Leiterplattenoberfläche chemisch Nickel-Zinn

Für die Lötoberfläche chemisch Zinn (chem. Sn) oder ISn (Immersion Tin) wird eine 0,8 bis 1,4 µm dünne Zinnschicht in einem nasschemischen Prozess auf die Kupferflächen abgeschieden. Dabei handelt es sich gemäß IPC-4554 um ≥ 0,6 µm Reinzinn (usable Tin).  Die Zinnschicht bildet eine planare Lötoberfläche und bietet damit die Voraussetzung für eine sehr gute Lötbarkeit der Finepitch-Bauteile.

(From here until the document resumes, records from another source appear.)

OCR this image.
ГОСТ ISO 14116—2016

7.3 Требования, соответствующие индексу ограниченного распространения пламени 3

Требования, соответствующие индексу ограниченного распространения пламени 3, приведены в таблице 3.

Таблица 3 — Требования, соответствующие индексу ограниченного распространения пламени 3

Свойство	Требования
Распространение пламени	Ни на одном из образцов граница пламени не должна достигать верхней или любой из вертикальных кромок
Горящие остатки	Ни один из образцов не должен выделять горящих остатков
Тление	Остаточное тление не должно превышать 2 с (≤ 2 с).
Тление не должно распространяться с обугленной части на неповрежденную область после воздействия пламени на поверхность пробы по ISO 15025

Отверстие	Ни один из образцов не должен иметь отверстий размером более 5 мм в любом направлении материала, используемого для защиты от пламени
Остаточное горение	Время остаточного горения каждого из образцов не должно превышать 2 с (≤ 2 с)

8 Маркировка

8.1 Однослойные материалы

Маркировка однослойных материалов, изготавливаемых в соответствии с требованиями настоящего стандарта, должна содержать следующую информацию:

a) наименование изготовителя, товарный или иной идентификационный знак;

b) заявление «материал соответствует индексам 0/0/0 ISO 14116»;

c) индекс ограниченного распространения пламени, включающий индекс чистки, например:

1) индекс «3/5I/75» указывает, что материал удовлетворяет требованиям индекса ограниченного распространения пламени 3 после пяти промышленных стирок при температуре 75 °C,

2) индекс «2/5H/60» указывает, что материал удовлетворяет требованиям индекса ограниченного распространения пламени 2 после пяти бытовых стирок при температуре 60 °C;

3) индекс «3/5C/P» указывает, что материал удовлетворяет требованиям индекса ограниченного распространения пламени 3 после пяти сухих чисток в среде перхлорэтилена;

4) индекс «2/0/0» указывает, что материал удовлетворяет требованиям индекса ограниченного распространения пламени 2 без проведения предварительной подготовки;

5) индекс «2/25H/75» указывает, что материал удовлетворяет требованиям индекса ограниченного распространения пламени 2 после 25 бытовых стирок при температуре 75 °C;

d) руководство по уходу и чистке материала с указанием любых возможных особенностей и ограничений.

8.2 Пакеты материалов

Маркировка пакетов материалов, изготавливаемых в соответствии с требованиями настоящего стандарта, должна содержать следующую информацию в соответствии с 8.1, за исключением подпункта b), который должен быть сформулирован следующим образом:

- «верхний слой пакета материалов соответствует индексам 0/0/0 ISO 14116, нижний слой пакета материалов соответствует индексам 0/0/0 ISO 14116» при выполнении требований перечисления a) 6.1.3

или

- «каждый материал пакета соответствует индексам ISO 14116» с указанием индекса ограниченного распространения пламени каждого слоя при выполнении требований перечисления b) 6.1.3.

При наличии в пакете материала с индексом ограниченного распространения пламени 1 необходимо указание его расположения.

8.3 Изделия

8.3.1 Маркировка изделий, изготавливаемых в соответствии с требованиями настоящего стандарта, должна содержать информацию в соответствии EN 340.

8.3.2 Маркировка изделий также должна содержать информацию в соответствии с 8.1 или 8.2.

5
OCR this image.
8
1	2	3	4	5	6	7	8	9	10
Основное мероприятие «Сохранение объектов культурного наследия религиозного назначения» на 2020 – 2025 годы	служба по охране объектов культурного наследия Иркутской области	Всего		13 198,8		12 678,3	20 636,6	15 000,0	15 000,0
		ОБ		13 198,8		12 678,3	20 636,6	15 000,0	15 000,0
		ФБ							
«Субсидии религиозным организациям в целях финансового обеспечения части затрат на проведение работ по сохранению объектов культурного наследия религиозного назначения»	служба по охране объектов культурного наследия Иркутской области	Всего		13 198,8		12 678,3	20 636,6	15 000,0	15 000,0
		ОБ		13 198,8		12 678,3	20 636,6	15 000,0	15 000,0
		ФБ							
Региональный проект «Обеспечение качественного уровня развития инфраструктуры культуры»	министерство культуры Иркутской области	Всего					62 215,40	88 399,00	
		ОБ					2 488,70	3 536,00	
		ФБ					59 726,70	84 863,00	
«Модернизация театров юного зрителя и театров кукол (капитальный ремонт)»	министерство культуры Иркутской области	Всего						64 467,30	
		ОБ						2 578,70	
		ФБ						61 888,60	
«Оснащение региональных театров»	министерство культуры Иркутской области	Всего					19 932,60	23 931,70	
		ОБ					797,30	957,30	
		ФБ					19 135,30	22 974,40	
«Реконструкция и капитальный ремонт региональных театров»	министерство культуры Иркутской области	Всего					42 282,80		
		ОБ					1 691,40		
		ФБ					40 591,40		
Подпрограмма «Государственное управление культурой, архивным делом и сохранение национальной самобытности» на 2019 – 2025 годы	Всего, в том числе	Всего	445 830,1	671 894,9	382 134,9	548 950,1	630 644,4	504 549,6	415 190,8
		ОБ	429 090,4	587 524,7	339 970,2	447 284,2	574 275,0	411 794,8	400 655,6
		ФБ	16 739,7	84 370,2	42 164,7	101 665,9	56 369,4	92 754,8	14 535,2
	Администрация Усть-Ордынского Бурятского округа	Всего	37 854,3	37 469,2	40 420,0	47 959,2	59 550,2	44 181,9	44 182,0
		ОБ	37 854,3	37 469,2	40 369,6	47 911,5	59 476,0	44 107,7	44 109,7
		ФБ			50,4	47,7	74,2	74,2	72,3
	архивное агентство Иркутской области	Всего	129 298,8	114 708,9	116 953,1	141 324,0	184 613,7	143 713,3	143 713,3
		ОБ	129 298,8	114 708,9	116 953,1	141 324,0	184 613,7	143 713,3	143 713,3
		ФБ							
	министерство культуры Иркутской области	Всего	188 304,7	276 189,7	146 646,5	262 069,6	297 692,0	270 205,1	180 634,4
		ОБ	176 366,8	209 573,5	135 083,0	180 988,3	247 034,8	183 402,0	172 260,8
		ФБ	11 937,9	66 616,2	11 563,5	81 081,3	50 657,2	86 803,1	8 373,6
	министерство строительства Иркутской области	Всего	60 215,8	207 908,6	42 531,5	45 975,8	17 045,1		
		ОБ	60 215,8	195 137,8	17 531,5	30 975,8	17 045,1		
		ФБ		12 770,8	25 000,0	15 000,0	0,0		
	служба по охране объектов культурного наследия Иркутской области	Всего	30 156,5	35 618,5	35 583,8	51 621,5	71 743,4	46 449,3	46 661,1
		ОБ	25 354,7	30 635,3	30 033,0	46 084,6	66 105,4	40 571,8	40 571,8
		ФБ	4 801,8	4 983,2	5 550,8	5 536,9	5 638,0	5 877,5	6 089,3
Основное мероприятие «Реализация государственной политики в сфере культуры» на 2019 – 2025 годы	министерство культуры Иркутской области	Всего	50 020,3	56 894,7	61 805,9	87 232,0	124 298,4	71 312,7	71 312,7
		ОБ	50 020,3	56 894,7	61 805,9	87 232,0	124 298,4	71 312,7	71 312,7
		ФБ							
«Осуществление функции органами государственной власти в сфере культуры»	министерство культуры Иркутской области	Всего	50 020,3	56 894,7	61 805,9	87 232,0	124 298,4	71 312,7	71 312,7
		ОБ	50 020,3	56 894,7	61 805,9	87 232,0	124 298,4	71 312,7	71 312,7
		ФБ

Nach der Abscheidung entsteht eine intermetallische Verbindungszone (IMC). Bei sachgemäßer Lagerung gibt der Leiterplattenhersteller 9 Monate Lötbarkeitsgewährleistung. Die Benetzung von Lötpads wird nach J-STD-003 bewertet. Mangelnde Benetzung im Lötprozess lässt sich optisch und röntgentechnisch gut erkennen.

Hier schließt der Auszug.